[edit]
Stable Prediction on Graphs with Agnostic Distribution Shifts
Proceedings of The KDD'23 Workshop on Causal Discovery, Prediction and Decision, PMLR 218:49-74, 2023.
Abstract
Most graph neural networks (GNNs) are proposed and evaluated under independent and identically distributed (IID) training and testing data. In real-world applications, however, agnostic distribution shifts from training to testing naturally exist, leading to unstable prediction of traditional GNNs. To bridge the gap, we pursue stable prediction on graphs, i.e., to achieve high average performance and low performance variance (stability) across non-IID testing graphs. The key to stable prediction lies in capturing stable properties that are resilient to distribution shifts. In this light, we aim to identify neighbor nodes (properties) in neighborhood aggregation that are consistently important for prediction under heterogeneous distribution shifts. To achieve this target, we propose a model-agnostic stable learning framework for GNNs. The framework performs biased selection on the observed training graph, resulting in multiple non-IID graph subsets. We train one weight predictor per subset to measure the importance of properties under a particular distribution shift, and multiple predictors could tell the properties that are consistently important. An important property should contribute to high average performance and also stability (low performance variance) across non-IID subsets. In this regard, in training importance predictors, we introduce a globally stable regularizer to reduce the variance of training losses across non-IID graph datasets.
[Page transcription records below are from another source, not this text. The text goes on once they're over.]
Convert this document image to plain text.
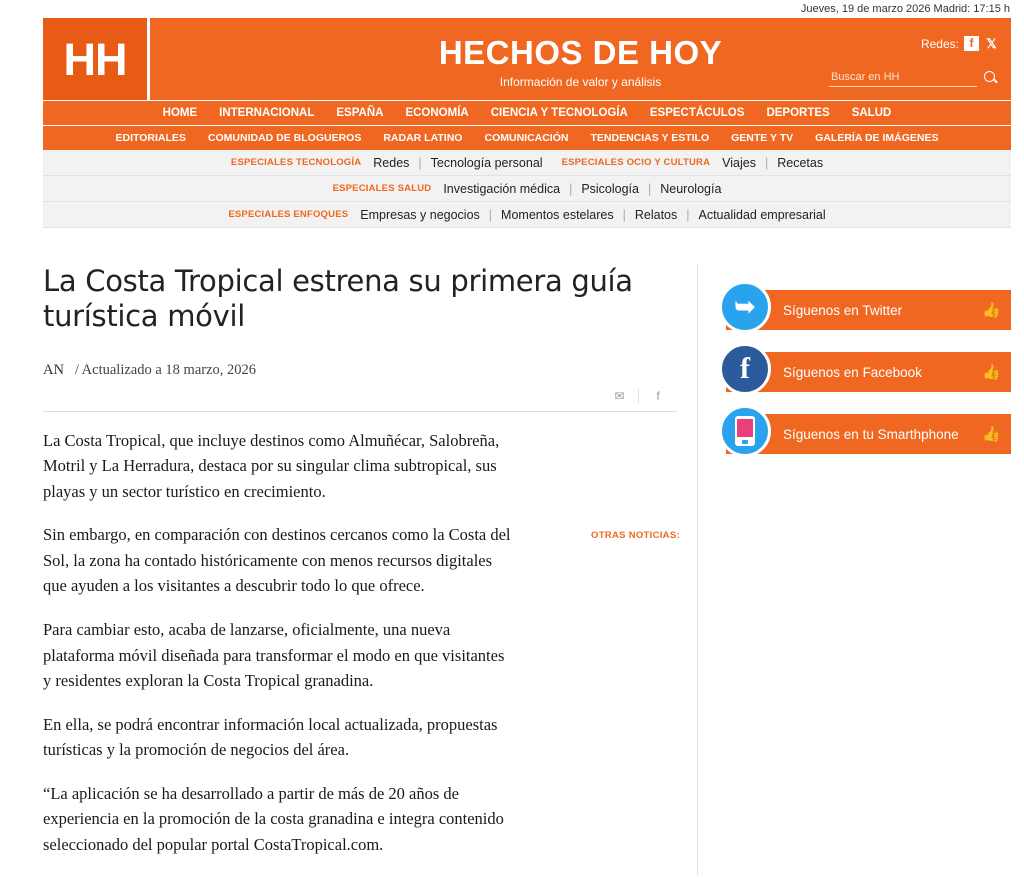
Jueves, 19 de marzo 2026 Madrid: 17:15 h
HH	HECHOS DE HOY
Información de valor y análisis
Redes: f 𝕏
Buscar en HH
HOME INTERNACIONAL ESPAÑA ECONOMÍA CIENCIA Y TECNOLOGÍA ESPECTÁCULOS DEPORTES SALUD
EDITORIALES COMUNIDAD DE BLOGUEROS RADAR LATINO COMUNICACIÓN TENDENCIAS Y ESTILO GENTE Y TV GALERÍA DE IMÁGENES
ESPECIALES TECNOLOGÍA Redes | Tecnología personal ESPECIALES OCIO Y CULTURA Viajes | Recetas
ESPECIALES SALUD Investigación médica | Psicología | Neurología
ESPECIALES ENFOQUES Empresas y negocios | Momentos estelares | Relatos | Actualidad empresarial
La Costa Tropical estrena su primera guía turística móvil
AN / Actualizado a 18 marzo, 2026
✉	f

La Costa Tropical, que incluye destinos como Almuñécar, Salobreña, Motril y La Herradura, destaca por su singular clima subtropical, sus playas y un sector turístico en crecimiento.

Sin embargo, en comparación con destinos cercanos como la Costa del Sol, la zona ha contado históricamente con menos recursos digitales que ayuden a los visitantes a descubrir todo lo que ofrece.

Para cambiar esto, acaba de lanzarse, oficialmente, una nueva plataforma móvil diseñada para transformar el modo en que visitantes y residentes exploran la Costa Tropical granadina.

En ella, se podrá encontrar información local actualizada, propuestas turísticas y la promoción de negocios del área.

“La aplicación se ha desarrollado a partir de más de 20 años de experiencia en la promoción de la costa granadina e integra contenido seleccionado del popular portal CostaTropical.com.

➥ Síguenos en Twitter	👍
f Síguenos en Facebook	👍
Síguenos en tu Smarthphone	👍
OTRAS NOTICIAS:
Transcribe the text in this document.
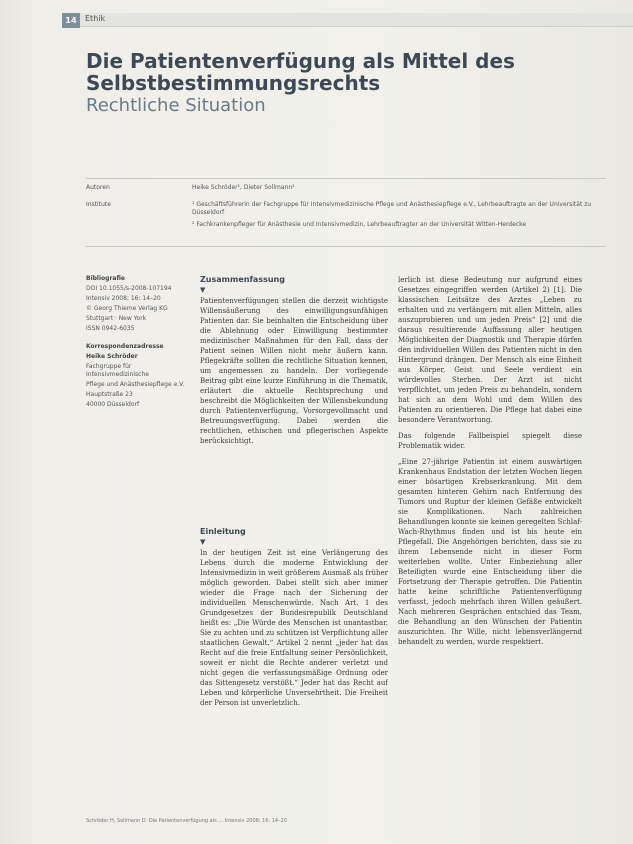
14	Ethik
Die Patientenverfügung als Mittel des Selbstbestimmungsrechts
Rechtliche Situation
Autoren	Heike Schröder¹, Dieter Sollmann²
Institute	¹ Geschäftsführerin der Fachgruppe für Intensivmedizinische Pflege und Anästhesiepflege e.V., Lehrbeauftragte an der Universität zu Düsseldorf
² Fachkrankenpfleger für Anästhesie und Intensivmedizin, Lehrbeauftragter an der Universität Witten-Herdecke

Bibliografie

DOI 10.1055/s-2008-107194

Intensiv 2008; 16: 14–20

© Georg Thieme Verlag KG

Stuttgart · New York

ISSN 0942-6035

Korrespondenzadresse

Heike Schröder

Fachgruppe für Intensivmedizinische

Pflege und Anästhesiepflege e.V.

Hauptstraße 23

40000 Düsseldorf

Zusammenfassung
▼

Patientenverfügungen stellen die derzeit wichtigste Willensäußerung des einwilligungsunfähigen Patienten dar. Sie beinhalten die Entscheidung über die Ablehnung oder Einwilligung bestimmter medizinischer Maßnahmen für den Fall, dass der Patient seinen Willen nicht mehr äußern kann. Pflegekräfte sollten die rechtliche Situation kennen, um angemessen zu handeln. Der vorliegende Beitrag gibt eine kurze Einführung in die Thematik, erläutert die aktuelle Rechtsprechung und beschreibt die Möglichkeiten der Willensbekundung durch Patientenverfügung, Vorsorgevollmacht und Betreuungsverfügung. Dabei werden die rechtlichen, ethischen und pflegerischen Aspekte berücksichtigt.

Einleitung
▼

In der heutigen Zeit ist eine Verlängerung des Lebens durch die moderne Entwicklung der Intensivmedizin in weit größerem Ausmaß als früher möglich geworden. Dabei stellt sich aber immer wieder die Frage nach der Sicherung der individuellen Menschenwürde. Nach Art. 1 des Grundgesetzes der Bundesrepublik Deutschland heißt es: „Die Würde des Menschen ist unantastbar. Sie zu achten und zu schützen ist Verpflichtung aller staatlichen Gewalt.“ Artikel 2 nennt „jeder hat das Recht auf die freie Entfaltung seiner Persönlichkeit, soweit er nicht die Rechte anderer verletzt und nicht gegen die verfassungsmäßige Ordnung oder das Sittengesetz verstößt.“ Jeder hat das Recht auf Leben und körperliche Unversehrtheit. Die Freiheit der Person ist unverletzlich.

lerlich ist diese Bedeutung nur aufgrund eines Gesetzes eingegriffen werden (Artikel 2) [1]. Die klassischen Leitsätze des Arztes „Leben zu erhalten und zu verlängern mit allen Mitteln, alles auszuprobieren und um jeden Preis“ [2] und die daraus resultierende Auffassung aller heutigen Möglichkeiten der Diagnostik und Therapie dürfen den individuellen Willen des Patienten nicht in den Hintergrund drängen. Der Mensch als eine Einheit aus Körper, Geist und Seele verdient ein würdevolles Sterben. Der Arzt ist nicht verpflichtet, um jeden Preis zu behandeln, sondern hat sich an dem Wohl und dem Willen des Patienten zu orientieren. Die Pflege hat dabei eine besondere Verantwortung.

Das folgende Fallbeispiel spiegelt diese Problematik wider.

„Eine 27-jährige Patientin ist einem auswärtigen Krankenhaus Endstation der letzten Wochen liegen einer bösartigen Krebserkrankung. Mit dem gesamten hinteren Gehirn nach Entfernung des Tumors und Ruptur der kleinen Gefäße entwickelt sie Komplikationen. Nach zahlreichen Behandlungen konnte sie keinen geregelten Schlaf-Wach-Rhythmus finden und ist bis heute ein Pflegefall. Die Angehörigen berichten, dass sie zu ihrem Lebensende nicht in dieser Form weiterleben wollte. Unter Einbeziehung aller Beteiligten wurde eine Entscheidung über die Fortsetzung der Therapie getroffen. Die Patientin hatte keine schriftliche Patientenverfügung verfasst, jedoch mehrfach ihren Willen geäußert. Nach mehreren Gesprächen entschied das Team, die Behandlung an den Wünschen der Patientin auszurichten. Ihr Wille, nicht lebensverlängernd behandelt zu werden, wurde respektiert.

Schröder H, Sollmann D. Die Patientenverfügung als ... Intensiv 2008; 16: 14–20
Based on the importance weights of properties across non- IID subsets, a locally stable regularizer down-weights unstable properties in prediction. We conduct extensive experiments on several graph benchmarks and a noisy industrial recommendation dataset where distribution shifts exist. The results demonstrate that our method outperforms various state-of-the-art GNNs for stable prediction on graphs with agnostic distribution shifts.